Figure 108-5 Opacification of the anterior capsular remnant creates a smaller second pupil behind the atonic dilated pupil. The third pupil can be achieved following an Nd : YAG laser posterior capsulotomy.

Postoperative Management

Patients are treated with antiglaucoma medications and frequent topical steroids. When the inflammation subsides, the medications are then slowly tapered off within a month. Occasionally, a release of aqueous through the paracenteses at the slit lamp may be performed if a high IOP rise occurs. Gonioscopy typically reveals opening of the angle structures with irregular pigmentation on the newly exposed trabecular meshwork and the angle wall (Fig. 108-6). Angle recession or a cyclodialysis cleft are undesirable findings. If successful, anterior segment optical coherence tomography or ultrasound biomicroscopy should demonstrate separation of the PAS and reopening more than half of the entire angle (Figs 108-2, 108-7).
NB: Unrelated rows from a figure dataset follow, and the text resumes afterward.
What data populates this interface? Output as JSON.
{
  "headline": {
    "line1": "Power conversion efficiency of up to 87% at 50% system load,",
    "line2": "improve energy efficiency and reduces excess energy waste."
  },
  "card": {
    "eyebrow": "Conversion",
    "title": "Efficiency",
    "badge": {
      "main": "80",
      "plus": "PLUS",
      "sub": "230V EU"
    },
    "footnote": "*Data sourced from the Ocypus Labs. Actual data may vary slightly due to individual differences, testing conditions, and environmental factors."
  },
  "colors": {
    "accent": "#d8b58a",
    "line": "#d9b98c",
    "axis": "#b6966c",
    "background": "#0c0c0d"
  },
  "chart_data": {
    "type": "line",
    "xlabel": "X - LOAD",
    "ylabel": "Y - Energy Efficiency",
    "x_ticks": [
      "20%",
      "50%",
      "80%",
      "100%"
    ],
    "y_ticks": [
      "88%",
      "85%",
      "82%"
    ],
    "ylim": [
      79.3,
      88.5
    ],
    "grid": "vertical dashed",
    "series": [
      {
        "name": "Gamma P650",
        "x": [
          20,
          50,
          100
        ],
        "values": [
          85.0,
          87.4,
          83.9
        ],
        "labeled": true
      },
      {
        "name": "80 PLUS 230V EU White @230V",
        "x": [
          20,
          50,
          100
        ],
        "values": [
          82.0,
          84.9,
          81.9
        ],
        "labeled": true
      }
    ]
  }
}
Figure 108-6 Goniophotograph of an eye with uncontrolled PAC after phaco-GSL revealing irregular opening of the angle with clumped brown pigment over the reexposed angle structures. The eye had undergone laser peripheral iridoplasty leaving laser atrophic marks on the iris surface.

Figure 108-7 Serial ultrasound biomicroscopy at 180° axis of a left eye with acute PAC illustrating closure of the nasal and temporal angle (A), persistent PAS in the nasal angle following phacoemulsification and IOL implantation alone (B, C), and reexposure of the nasal angle after successive GSL (D).

Conclusion

Nearly 60% of patients with PAC continue to have persistent PAS and elevated IOP following laser treatment. Irreversible changes in the trabecular meshwork will eventually occur if the PAS remain untreated. Early stripping of the synechiae by GSL can restore the outflow. Filtration through the natural trabecular pathway should be more physiologic and reliable than the artificial channel of filtering surgery. Goniosynechialysis becomes more effective when performed after lens removal. Replacement of the natural lens with an IOL provides ample room within the anterior segment to perform the procedure and prevent PAS reformation. A clear view of the angle structures by gonioscopy is essential in performing the surgery. In addition to simplicity and safety, phaco-GSL offers a long-lasting control of IOP in >90% of PAC patients with a recent acute attack and uncontrolled IOP following laser treatment.